Quantitative analysis of ECHO images in Y955C Pol γ TG: LV mass was calculated in a blinded fashion, code was broken, and data tabulated from the Y955C Pol γ TG lines at 120 days. Data were normalized to body weight (mg/g) and plotted as mean ± SEM. At 120 days, line C and D had survivors. They exhibited cardiac mass that was >100% increased above that of WT (*p<0.01).

Figure 5

MRI of TG and WT hearts: MRI images of the murine heart were performed using methods as described previously. Four chamber enlargement in TG Y955C (left) and WT littermate (right) at 9 months of age. TG demonstrates 4 chamber enlargement of the heart with both right ventricle (open arrow) and left ventricle (filled arrow) enlargement.

Figure 6

Histopathological (A, B) and EM (C) images of hearts and of mitochondria from Y955C Pol γ TGs: Gender matched littermates expressing Y955C TG or WT controls were used.
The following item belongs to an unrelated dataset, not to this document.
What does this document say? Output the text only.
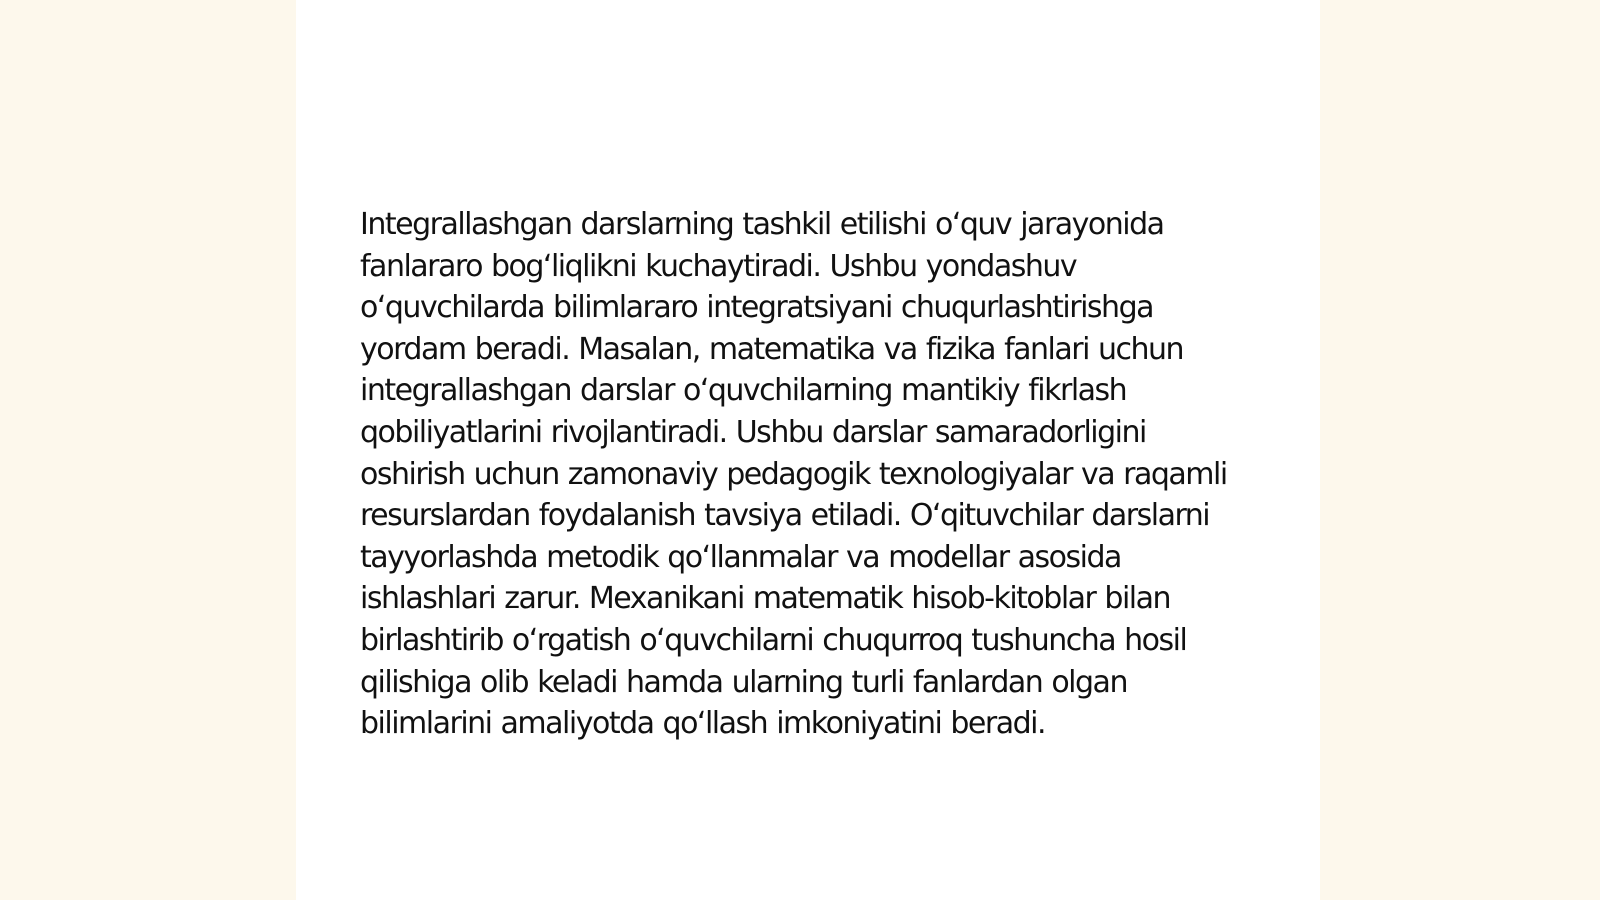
Integrallashgan darslarning tashkil etilishi oʻquv jarayonida fanlararo bogʻliqlikni kuchaytiradi. Ushbu yondashuv oʻquvchilarda bilimlararo integratsiyani chuqurlashtirishga yordam beradi. Masalan, matematika va fizika fanlari uchun integrallashgan darslar oʻquvchilarning mantikiy fikrlash qobiliyatlarini rivojlantiradi. Ushbu darslar samaradorligini oshirish uchun zamonaviy pedagogik texnologiyalar va raqamli resurslardan foydalanish tavsiya etiladi. Oʻqituvchilar darslarni tayyorlashda metodik qoʻllanmalar va modellar asosida ishlashlari zarur. Mexanikani matematik hisob-kitoblar bilan birlashtirib oʻrgatish oʻquvchilarni chuqurroq tushuncha hosil qilishiga olib keladi hamda ularning turli fanlardan olgan bilimlarini amaliyotda qoʻllash imkoniyatini beradi.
TG over-expression in the heart caused cardiomyopathy with bi-ventricular thickening and cardiomegaly. Arrow points to lytic change with increased granularity. (Y955C: A, original magnification 1X, and B, original magnification 600 X). Histopathological results (hematoxylin and eosin staining) were supported by mitochondrial damage and enlargement as seen by EM (C, original magnification on EM: 26,000. Marker is 1μ).

Figure 7

Schematic Summary of Effects of Y955C Pol γ in murine model. Cardiac targeted over-expression of Y955C mutant of Pol γ results in altered mtDNA biogenesis leading to cardiac dysfunction and ultimately premature death. Demonstrated are presence of both native Pol γ and over-expressed Y955C mutants.